Cool! A generic benders library for JuMP is often asked for. Do you take monolithic problem and split it apart or make the user build separate sub problems (a la SDDP.jl)?
Manual construction:
Users can manually build the master and subproblems using macros, similar to the workflows in SDDP.jl and StochasticPrograms.jl.
Automatic decomposition:
There is also an automatic decomposition function that takes a JuMP model as input and returns the corresponding master problem and subproblem(s).
Problem-specific customization:
I provide an interface that allows users to define their own methods for constructing the master and subproblems, using multiple dispatch based on the problem type(data) and the chosen cut-generation strategy.
You’re just encouraging interface development, but @ASUKaiwenFang 's real concerns here are performance.
First, from my perspective, Benders decomposition aims to build a strong dual bound at the root node (i.e. before branch-and-bound is enacted). In other words, if I bother to use a Benders decomposition framework rather than solving a monolithic MIP, I wish I can get a narrow rgap at the root node before branch-and-bound happens.

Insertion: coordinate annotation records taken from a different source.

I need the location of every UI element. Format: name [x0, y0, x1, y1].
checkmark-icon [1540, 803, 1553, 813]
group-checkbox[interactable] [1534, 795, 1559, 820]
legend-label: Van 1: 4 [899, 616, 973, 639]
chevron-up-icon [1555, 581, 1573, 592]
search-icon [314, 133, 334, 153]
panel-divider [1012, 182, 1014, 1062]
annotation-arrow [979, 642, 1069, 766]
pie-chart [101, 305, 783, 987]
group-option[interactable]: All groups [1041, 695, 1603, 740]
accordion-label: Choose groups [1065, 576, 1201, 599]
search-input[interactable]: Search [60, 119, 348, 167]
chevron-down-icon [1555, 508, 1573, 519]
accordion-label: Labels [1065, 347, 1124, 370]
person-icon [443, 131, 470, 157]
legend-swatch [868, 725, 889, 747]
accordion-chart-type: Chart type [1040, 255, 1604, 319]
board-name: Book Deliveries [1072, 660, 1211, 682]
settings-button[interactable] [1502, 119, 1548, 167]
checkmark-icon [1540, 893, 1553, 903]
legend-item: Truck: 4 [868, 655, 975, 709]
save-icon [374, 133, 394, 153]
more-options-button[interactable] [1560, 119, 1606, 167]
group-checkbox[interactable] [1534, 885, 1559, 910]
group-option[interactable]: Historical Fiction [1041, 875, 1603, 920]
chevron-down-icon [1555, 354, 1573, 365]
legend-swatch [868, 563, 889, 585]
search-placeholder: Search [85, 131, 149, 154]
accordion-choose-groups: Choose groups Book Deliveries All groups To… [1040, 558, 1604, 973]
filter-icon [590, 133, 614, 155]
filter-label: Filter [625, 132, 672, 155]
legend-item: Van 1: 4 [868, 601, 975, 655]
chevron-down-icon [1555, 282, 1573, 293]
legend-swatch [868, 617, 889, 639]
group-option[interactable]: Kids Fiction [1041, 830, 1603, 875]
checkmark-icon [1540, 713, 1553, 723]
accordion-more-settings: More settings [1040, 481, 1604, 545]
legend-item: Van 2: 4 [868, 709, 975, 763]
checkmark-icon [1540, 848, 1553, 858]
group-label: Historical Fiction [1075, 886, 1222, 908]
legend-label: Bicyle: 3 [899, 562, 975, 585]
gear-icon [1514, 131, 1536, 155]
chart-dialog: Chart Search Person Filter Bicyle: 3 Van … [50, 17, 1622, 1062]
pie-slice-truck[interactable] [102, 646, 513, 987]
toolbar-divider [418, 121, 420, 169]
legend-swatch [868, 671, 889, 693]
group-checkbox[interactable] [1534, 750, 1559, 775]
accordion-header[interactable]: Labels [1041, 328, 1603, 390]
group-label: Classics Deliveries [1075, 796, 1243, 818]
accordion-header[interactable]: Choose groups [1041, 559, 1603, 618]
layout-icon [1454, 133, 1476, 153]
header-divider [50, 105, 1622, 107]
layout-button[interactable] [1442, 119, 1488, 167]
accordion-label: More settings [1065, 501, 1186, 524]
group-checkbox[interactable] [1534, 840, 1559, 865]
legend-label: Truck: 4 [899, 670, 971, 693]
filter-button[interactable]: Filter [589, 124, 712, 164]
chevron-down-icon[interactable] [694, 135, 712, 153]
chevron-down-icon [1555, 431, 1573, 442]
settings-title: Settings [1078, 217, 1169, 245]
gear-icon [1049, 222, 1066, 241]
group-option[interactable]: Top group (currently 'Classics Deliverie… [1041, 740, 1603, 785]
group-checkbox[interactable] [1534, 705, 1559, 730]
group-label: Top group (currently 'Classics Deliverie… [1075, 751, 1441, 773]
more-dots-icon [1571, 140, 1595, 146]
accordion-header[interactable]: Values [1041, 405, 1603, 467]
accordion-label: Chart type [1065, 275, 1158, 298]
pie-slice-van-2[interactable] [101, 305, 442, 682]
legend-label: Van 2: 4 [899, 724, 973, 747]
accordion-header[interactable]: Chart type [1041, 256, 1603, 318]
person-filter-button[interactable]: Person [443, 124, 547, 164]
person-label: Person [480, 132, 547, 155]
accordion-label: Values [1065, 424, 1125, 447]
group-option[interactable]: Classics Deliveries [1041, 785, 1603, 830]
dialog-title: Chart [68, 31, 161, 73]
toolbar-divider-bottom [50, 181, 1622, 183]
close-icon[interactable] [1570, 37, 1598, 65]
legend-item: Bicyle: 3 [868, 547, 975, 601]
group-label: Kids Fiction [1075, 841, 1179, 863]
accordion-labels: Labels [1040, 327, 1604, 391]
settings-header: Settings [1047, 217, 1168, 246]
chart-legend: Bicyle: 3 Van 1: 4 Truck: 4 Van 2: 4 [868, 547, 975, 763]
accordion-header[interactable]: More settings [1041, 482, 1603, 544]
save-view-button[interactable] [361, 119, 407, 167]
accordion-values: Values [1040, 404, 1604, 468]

If your Benders master problem is an MIP (e.g. a unit commitment problem), then typically you need at first generate trial points with an LP-relaxed master problem. In this phase you don’t need the callback APIs provided by CPLEX.

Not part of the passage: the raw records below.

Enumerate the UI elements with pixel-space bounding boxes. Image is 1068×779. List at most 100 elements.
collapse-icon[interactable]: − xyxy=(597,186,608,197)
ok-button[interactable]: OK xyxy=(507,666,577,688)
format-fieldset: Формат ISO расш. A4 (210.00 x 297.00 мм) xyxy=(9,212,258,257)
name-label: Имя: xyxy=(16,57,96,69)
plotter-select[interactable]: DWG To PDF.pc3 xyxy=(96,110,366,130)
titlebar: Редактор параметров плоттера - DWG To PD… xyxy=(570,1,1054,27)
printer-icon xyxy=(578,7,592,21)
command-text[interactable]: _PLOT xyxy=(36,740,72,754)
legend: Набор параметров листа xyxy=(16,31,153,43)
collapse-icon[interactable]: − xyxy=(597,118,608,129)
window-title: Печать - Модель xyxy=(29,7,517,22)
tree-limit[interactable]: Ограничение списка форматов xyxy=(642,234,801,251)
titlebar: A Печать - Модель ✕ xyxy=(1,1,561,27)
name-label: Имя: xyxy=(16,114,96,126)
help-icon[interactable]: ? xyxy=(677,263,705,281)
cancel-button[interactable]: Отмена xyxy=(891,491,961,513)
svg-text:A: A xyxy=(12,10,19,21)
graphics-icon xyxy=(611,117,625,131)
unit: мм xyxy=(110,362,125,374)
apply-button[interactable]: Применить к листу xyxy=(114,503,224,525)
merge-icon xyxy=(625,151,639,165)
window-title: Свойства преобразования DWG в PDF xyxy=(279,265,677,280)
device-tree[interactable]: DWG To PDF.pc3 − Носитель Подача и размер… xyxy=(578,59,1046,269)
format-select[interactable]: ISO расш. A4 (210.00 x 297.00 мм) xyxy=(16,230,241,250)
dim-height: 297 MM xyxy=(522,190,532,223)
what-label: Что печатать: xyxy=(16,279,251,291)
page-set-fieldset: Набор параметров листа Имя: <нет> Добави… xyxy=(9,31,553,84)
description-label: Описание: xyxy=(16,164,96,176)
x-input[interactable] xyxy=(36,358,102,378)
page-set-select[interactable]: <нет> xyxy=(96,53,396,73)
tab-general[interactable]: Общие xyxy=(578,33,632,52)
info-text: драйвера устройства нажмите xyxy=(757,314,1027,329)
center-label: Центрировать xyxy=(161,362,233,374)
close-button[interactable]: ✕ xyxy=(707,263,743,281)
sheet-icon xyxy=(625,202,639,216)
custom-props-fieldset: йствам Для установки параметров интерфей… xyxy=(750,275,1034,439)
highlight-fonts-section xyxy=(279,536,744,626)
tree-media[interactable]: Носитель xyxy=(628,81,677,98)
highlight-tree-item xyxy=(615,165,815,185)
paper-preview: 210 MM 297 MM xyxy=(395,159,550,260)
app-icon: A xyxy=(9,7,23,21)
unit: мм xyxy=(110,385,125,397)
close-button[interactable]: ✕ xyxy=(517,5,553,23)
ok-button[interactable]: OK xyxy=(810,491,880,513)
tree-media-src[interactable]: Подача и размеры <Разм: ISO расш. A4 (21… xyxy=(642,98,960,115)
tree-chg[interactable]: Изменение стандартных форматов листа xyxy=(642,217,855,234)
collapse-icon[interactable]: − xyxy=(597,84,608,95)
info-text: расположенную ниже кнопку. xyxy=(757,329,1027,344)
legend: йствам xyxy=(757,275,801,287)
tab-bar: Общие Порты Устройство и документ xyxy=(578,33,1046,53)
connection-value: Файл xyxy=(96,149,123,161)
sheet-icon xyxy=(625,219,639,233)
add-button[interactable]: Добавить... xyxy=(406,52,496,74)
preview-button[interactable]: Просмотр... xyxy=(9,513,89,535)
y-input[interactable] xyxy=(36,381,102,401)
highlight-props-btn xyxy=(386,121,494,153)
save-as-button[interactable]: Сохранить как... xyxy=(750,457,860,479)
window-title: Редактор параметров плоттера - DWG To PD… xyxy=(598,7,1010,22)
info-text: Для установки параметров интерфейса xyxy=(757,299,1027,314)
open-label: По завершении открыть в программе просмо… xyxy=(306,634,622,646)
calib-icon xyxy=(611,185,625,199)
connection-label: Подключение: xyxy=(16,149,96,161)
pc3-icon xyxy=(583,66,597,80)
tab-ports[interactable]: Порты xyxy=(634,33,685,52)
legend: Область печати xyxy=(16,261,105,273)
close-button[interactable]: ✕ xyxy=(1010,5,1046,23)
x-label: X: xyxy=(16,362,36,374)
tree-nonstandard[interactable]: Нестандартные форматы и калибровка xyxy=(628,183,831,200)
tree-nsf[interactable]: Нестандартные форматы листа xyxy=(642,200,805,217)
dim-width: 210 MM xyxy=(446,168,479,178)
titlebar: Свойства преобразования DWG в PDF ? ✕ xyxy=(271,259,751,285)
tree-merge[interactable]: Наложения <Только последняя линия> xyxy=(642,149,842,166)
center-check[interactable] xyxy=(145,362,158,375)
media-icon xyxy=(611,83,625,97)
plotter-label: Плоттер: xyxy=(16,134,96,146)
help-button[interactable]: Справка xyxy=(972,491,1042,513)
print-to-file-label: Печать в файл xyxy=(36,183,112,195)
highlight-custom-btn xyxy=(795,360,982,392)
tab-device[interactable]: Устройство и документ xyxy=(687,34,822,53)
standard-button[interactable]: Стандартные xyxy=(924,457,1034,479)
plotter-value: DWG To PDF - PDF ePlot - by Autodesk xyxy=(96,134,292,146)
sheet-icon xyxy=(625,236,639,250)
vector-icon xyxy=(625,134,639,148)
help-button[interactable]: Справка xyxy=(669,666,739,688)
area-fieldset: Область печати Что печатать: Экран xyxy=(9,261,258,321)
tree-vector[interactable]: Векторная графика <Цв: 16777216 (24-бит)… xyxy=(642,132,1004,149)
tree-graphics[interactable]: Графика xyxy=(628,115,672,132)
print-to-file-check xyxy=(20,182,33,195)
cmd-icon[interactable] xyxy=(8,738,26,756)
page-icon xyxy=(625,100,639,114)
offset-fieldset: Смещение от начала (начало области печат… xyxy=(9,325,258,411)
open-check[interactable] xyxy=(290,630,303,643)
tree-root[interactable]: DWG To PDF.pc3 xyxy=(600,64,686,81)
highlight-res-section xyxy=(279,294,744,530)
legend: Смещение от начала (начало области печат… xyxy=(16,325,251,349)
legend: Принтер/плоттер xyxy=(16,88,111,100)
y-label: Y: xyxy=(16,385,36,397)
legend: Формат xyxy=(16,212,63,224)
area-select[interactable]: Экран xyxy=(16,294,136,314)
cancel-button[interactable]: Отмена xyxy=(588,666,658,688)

The branch-and-bound (combinatorial) phase is exactly why MIP is NP-hard. Therefore there are many issues at this phase, e.g. how should you generate cut, within a callback or not, at integer nodes or not… These things are just very tricky. I’ve discussed these issues with other researchers before.
Hi Walter, I’m going to ask that we keep discussions positive. Just because you don’t find a JuMP extension for Benders interesting doesn’t mean that others won’t. Kaiwen and I are both well aware of the numerical and algorithmic challenges with implementing Benders.
You’re just encouraging interface development, but @ASUKaiwenFang 's real concerns here are performance.
Both aspects are within the scope of what I am considering. Since there are not many publicly available reference implementations of Benders decomposition, I appreciate any suggestions or perspectives that others can share.
The branch-and-bound (combinatorial) phase is exactly why MIP is NP-hard. Therefore there are many issues at this phase, e.g. how should you generate cut, within a callback or not, at integer nodes or not… These things are just very tricky. I’ve discussed these issues with other researchers before.
You’re right — it is quite tricky. Even though there may be no universal criterion that works for all problems, if we can design modular interfaces to handle some techniques, users would be able to “play” with Benders decomposition like LEGO, assembling different components as needed.